Anyway, we upgraded to v1.11.6 on 02.12.2021. Here is a summary of the number of tasks vs number of duplicates for each period after this date. The number of duplicates is the number of duplicated (_session_id, _input_hash) pairs, omitting the first occurrence.
Period: 02.12-03.12
Number of tasks: 159
Number of duplicates: 4
Unique _input_hashes in the set of duplicated tasks: 4
Unique _task_hashes in the set of duplicated tasks: 4
Unique _session_ids in the set of duplicated tasks: 2
Unique multi-user sessions in the set of duplicated tasks: 2
-------------------------
Period: 03.12-06.12
Number of tasks: 755
Number of duplicates: 15
Unique _input_hashes in the set of duplicated tasks: 15
Unique _task_hashes in the set of duplicated tasks: 15
Unique _session_ids in the set of duplicated tasks: 1
Unique multi-user sessions in the set of duplicated tasks: 1
-------------------------
Period: 06.12-08.12
Number of tasks: 1945
Number of duplicates: 100
Unique _input_hashes in the set of duplicated tasks: 97
Unique _task_hashes in the set of duplicated tasks: 97
Unique _session_ids in the set of duplicated tasks: 6
Unique multi-user sessions in the set of duplicated tasks: 4
-------------------------
Period: 08.12-09.12
Number of tasks: 230
Number of duplicates: 0
Unique _input_hashes in the set of duplicated tasks: 0
Unique _task_hashes in the set of duplicated tasks: 0
Unique _session_ids in the set of duplicated tasks: 0
Unique multi-user sessions in the set of duplicated tasks: 0
-------------------------
Period: 09.12-10.12
Number of tasks: 1083
Number of duplicates: 6
Unique _input_hashes in the set of duplicated tasks: 6
Unique _task_hashes in the set of duplicated tasks: 6
Unique _session_ids in the set of duplicated tasks: 1
Unique multi-user sessions in the set of duplicated tasks: 1
-------------------------
Period: 10.12-13.12
Number of tasks: 1291
Number of duplicates: 5
Unique _input_hashes in the set of duplicated tasks: 5
Unique _task_hashes in the set of duplicated tasks: 5
Unique _session_ids in the set of duplicated tasks: 3
Unique multi-user sessions in the set of duplicated tasks: 3
-------------------------
Sorry for the delayed response.
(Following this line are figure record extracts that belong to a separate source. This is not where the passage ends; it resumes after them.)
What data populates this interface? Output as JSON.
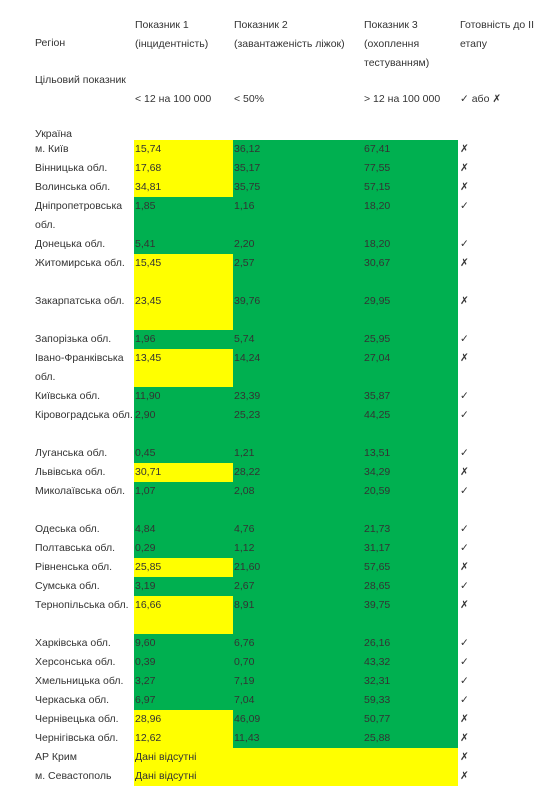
{
  "colors": {
    "ok": "#00b050",
    "bad": "#ffff00"
  },
  "header": {
    "region": "Регіон",
    "ind1": "Показник 1 (інцидентність)",
    "ind2": "Показник 2 (завантаженість ліжок)",
    "ind3": "Показник 3 (охоплення тестуванням)",
    "ready": "Готовність до II етапу"
  },
  "target": {
    "label": "Цільовий показник",
    "ind1": "< 12 на 100 000",
    "ind2": "< 50%",
    "ind3": "> 12 на 100 000",
    "ready": "✓ або ✗"
  },
  "ukraine_label": "Україна",
  "rows": [
    {
      "region": "м. Київ",
      "v1": "15,74",
      "v2": "36,12",
      "v3": "67,41",
      "ready": "✗",
      "c1": "bad",
      "c2": "ok",
      "c3": "ok"
    },
    {
      "region": "Вінницька обл.",
      "v1": "17,68",
      "v2": "35,17",
      "v3": "77,55",
      "ready": "✗",
      "c1": "bad",
      "c2": "ok",
      "c3": "ok"
    },
    {
      "region": "Волинська обл.",
      "v1": "34,81",
      "v2": "35,75",
      "v3": "57,15",
      "ready": "✗",
      "c1": "bad",
      "c2": "ok",
      "c3": "ok"
    },
    {
      "region": "Дніпропетровська обл.",
      "v1": "1,85",
      "v2": "1,16",
      "v3": "18,20",
      "ready": "✓",
      "c1": "ok",
      "c2": "ok",
      "c3": "ok"
    },
    {
      "region": "Донецька обл.",
      "v1": "5,41",
      "v2": "2,20",
      "v3": "18,20",
      "ready": "✓",
      "c1": "ok",
      "c2": "ok",
      "c3": "ok"
    },
    {
      "region": "Житомирська обл.",
      "v1": "15,45",
      "v2": "2,57",
      "v3": "30,67",
      "ready": "✗",
      "c1": "bad",
      "c2": "ok",
      "c3": "ok"
    },
    {
      "region": "Закарпатська обл.",
      "v1": "23,45",
      "v2": "39,76",
      "v3": "29,95",
      "ready": "✗",
      "c1": "bad",
      "c2": "ok",
      "c3": "ok"
    },
    {
      "region": "Запорізька обл.",
      "v1": "1,96",
      "v2": "5,74",
      "v3": "25,95",
      "ready": "✓",
      "c1": "ok",
      "c2": "ok",
      "c3": "ok"
    },
    {
      "region": "Івано-Франківська обл.",
      "v1": "13,45",
      "v2": "14,24",
      "v3": "27,04",
      "ready": "✗",
      "c1": "bad",
      "c2": "ok",
      "c3": "ok"
    },
    {
      "region": "Київська обл.",
      "v1": "11,90",
      "v2": "23,39",
      "v3": "35,87",
      "ready": "✓",
      "c1": "ok",
      "c2": "ok",
      "c3": "ok"
    },
    {
      "region": "Кіровоградська обл.",
      "v1": "2,90",
      "v2": "25,23",
      "v3": "44,25",
      "ready": "✓",
      "c1": "ok",
      "c2": "ok",
      "c3": "ok"
    },
    {
      "region": "Луганська обл.",
      "v1": "0,45",
      "v2": "1,21",
      "v3": "13,51",
      "ready": "✓",
      "c1": "ok",
      "c2": "ok",
      "c3": "ok"
    },
    {
      "region": "Львівська обл.",
      "v1": "30,71",
      "v2": "28,22",
      "v3": "34,29",
      "ready": "✗",
      "c1": "bad",
      "c2": "ok",
      "c3": "ok"
    },
    {
      "region": "Миколаївська обл.",
      "v1": "1,07",
      "v2": "2,08",
      "v3": "20,59",
      "ready": "✓",
      "c1": "ok",
      "c2": "ok",
      "c3": "ok"
    },
    {
      "region": "Одеська обл.",
      "v1": "4,84",
      "v2": "4,76",
      "v3": "21,73",
      "ready": "✓",
      "c1": "ok",
      "c2": "ok",
      "c3": "ok"
    },
    {
      "region": "Полтавська обл.",
      "v1": "0,29",
      "v2": "1,12",
      "v3": "31,17",
      "ready": "✓",
      "c1": "ok",
      "c2": "ok",
      "c3": "ok"
    },
    {
      "region": "Рівненська обл.",
      "v1": "25,85",
      "v2": "21,60",
      "v3": "57,65",
      "ready": "✗",
      "c1": "bad",
      "c2": "ok",
      "c3": "ok"
    },
    {
      "region": "Сумська обл.",
      "v1": "3,19",
      "v2": "2,67",
      "v3": "28,65",
      "ready": "✓",
      "c1": "ok",
      "c2": "ok",
      "c3": "ok"
    },
    {
      "region": "Тернопільська обл.",
      "v1": "16,66",
      "v2": "8,91",
      "v3": "39,75",
      "ready": "✗",
      "c1": "bad",
      "c2": "ok",
      "c3": "ok"
    },
    {
      "region": "Харківська обл.",
      "v1": "9,60",
      "v2": "6,76",
      "v3": "26,16",
      "ready": "✓",
      "c1": "ok",
      "c2": "ok",
      "c3": "ok"
    },
    {
      "region": "Херсонська обл.",
      "v1": "0,39",
      "v2": "0,70",
      "v3": "43,32",
      "ready": "✓",
      "c1": "ok",
      "c2": "ok",
      "c3": "ok"
    },
    {
      "region": "Хмельницька обл.",
      "v1": "3,27",
      "v2": "7,19",
      "v3": "32,31",
      "ready": "✓",
      "c1": "ok",
      "c2": "ok",
      "c3": "ok"
    },
    {
      "region": "Черкаська обл.",
      "v1": "6,97",
      "v2": "7,04",
      "v3": "59,33",
      "ready": "✓",
      "c1": "ok",
      "c2": "ok",
      "c3": "ok"
    },
    {
      "region": "Чернівецька обл.",
      "v1": "28,96",
      "v2": "46,09",
      "v3": "50,77",
      "ready": "✗",
      "c1": "bad",
      "c2": "ok",
      "c3": "ok"
    },
    {
      "region": "Чернігівська обл.",
      "v1": "12,62",
      "v2": "11,43",
      "v3": "25,88",
      "ready": "✗",
      "c1": "bad",
      "c2": "ok",
      "c3": "ok"
    },
    {
      "region": "АР Крим",
      "nodata": "Дані відсутні",
      "ready": "✗"
    },
    {
      "region": "м. Севастополь",
      "nodata": "Дані відсутні",
      "ready": "✗"
    }
  ]
}
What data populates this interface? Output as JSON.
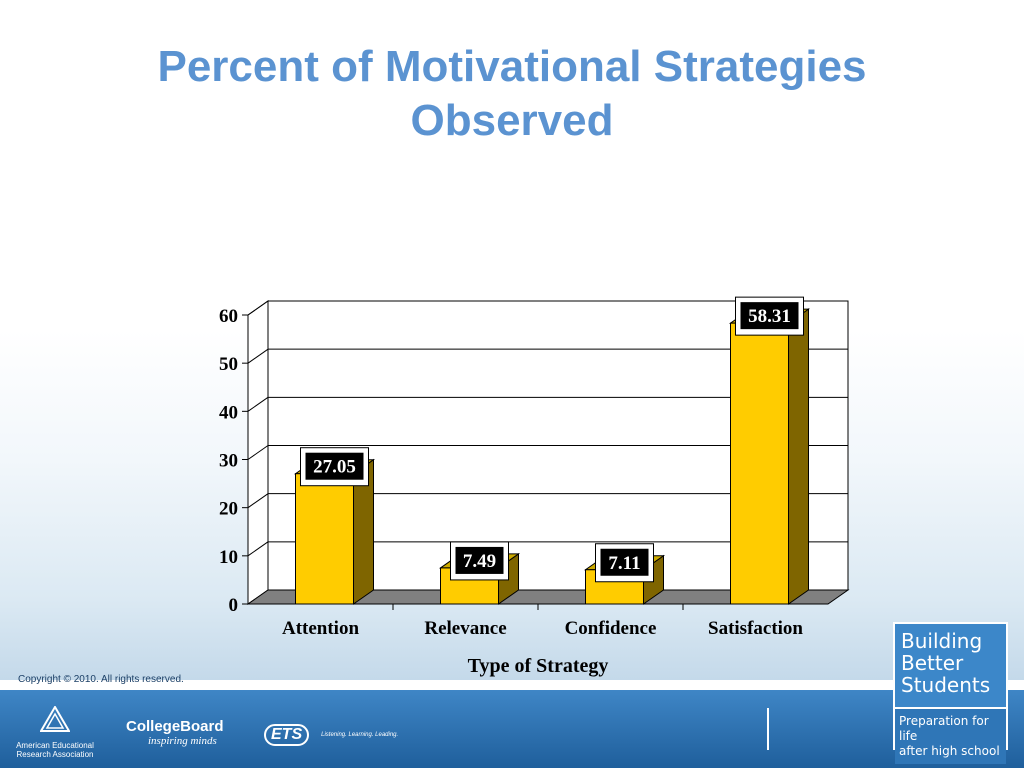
{
  "slide": {
    "title_line1": "Percent of Motivational Strategies",
    "title_line2": "Observed",
    "copyright": "Copyright © 2010. All rights reserved."
  },
  "footer": {
    "aera_line1": "American Educational",
    "aera_line2": "Research Association",
    "collegeboard_name": "CollegeBoard",
    "collegeboard_tag": "inspiring minds",
    "ets_name": "ETS",
    "ets_tag": "Listening. Learning. Leading.",
    "bbs_line1": "Building",
    "bbs_line2": "Better",
    "bbs_line3": "Students",
    "bbs_sub1": "Preparation for life",
    "bbs_sub2": "after high school"
  },
  "chart_data": {
    "type": "bar",
    "categories": [
      "Attention",
      "Relevance",
      "Confidence",
      "Satisfaction"
    ],
    "values": [
      27.05,
      7.49,
      7.11,
      58.31
    ],
    "value_labels": [
      "27.05",
      "7.49",
      "7.11",
      "58.31"
    ],
    "xlabel": "Type of Strategy",
    "ylabel": "",
    "ylim": [
      0,
      60
    ],
    "yticks": [
      "0",
      "10",
      "20",
      "30",
      "40",
      "50",
      "60"
    ],
    "grid": true,
    "style": "3d",
    "colors": {
      "bar_front": "#ffcc00",
      "bar_side": "#7f6500",
      "bar_top": "#ccaa00",
      "floor": "#808080"
    }
  }
}
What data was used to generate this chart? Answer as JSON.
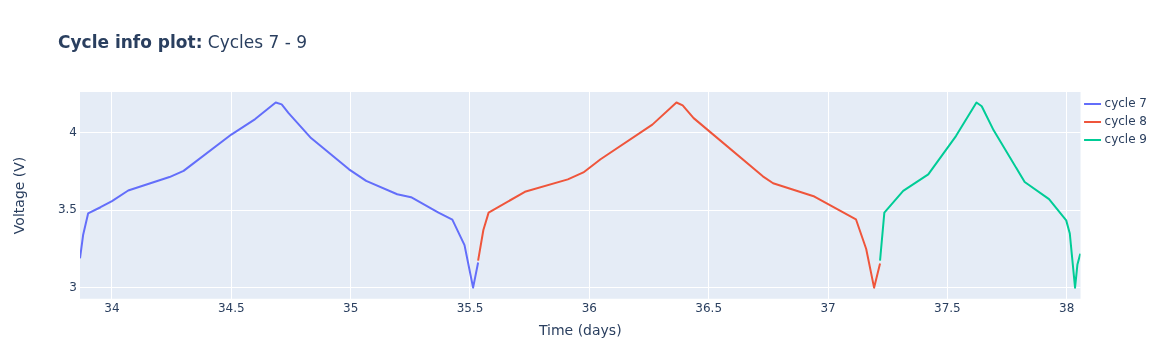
{
  "chart_data": {
    "type": "line",
    "title": "Cycle info plot: Cycles 7 - 9",
    "xlabel": "Time (days)",
    "ylabel": "Voltage (V)",
    "xlim": [
      33.866,
      38.058
    ],
    "xticks": [
      34,
      34.5,
      35,
      35.5,
      36,
      36.5,
      37,
      37.5,
      38
    ],
    "ylim": [
      2.928,
      4.265
    ],
    "yticks": [
      3,
      3.5,
      4
    ],
    "grid": true,
    "legend": "top right",
    "series": [
      {
        "name": "cycle 7",
        "color": "#636efa",
        "x": [
          33.866,
          33.879,
          33.9,
          33.952,
          34.0,
          34.068,
          34.241,
          34.3,
          34.5,
          34.6,
          34.686,
          34.711,
          34.74,
          34.834,
          34.993,
          35.065,
          35.195,
          35.253,
          35.368,
          35.426,
          35.477,
          35.513,
          35.534
        ],
        "values": [
          3.19,
          3.34,
          3.48,
          3.52,
          3.56,
          3.628,
          3.715,
          3.755,
          3.99,
          4.09,
          4.197,
          4.185,
          4.128,
          3.967,
          3.765,
          3.69,
          3.604,
          3.585,
          3.485,
          3.44,
          3.275,
          3.0,
          3.163
        ]
      },
      {
        "name": "cycle 8",
        "color": "#ef553b",
        "x": [
          35.534,
          35.556,
          35.578,
          35.73,
          35.91,
          35.975,
          36.047,
          36.264,
          36.365,
          36.391,
          36.437,
          36.727,
          36.77,
          36.943,
          37.117,
          37.16,
          37.193,
          37.218
        ],
        "values": [
          3.175,
          3.373,
          3.485,
          3.62,
          3.7,
          3.745,
          3.83,
          4.054,
          4.197,
          4.178,
          4.096,
          3.72,
          3.675,
          3.589,
          3.442,
          3.25,
          3.0,
          3.156
        ]
      },
      {
        "name": "cycle 9",
        "color": "#00cc96",
        "x": [
          37.218,
          37.236,
          37.315,
          37.42,
          37.536,
          37.622,
          37.644,
          37.694,
          37.824,
          37.926,
          37.998,
          38.013,
          38.035,
          38.045,
          38.057
        ],
        "values": [
          3.175,
          3.485,
          3.626,
          3.732,
          3.98,
          4.197,
          4.173,
          4.017,
          3.683,
          3.572,
          3.435,
          3.35,
          3.0,
          3.15,
          3.22
        ]
      }
    ]
  }
}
We're going back to close past issues.
If you're still looking into this problem, can you try to upgrade to at least Prodigy v1.11.9 (we also just released v1.11.10 that is compatible with spaCy 3.5 this week too)?
We made several fixes including a front end bug that caused duplicates in high latency multi-annotator workflows.
Please reply on that newer post if you experience any problems.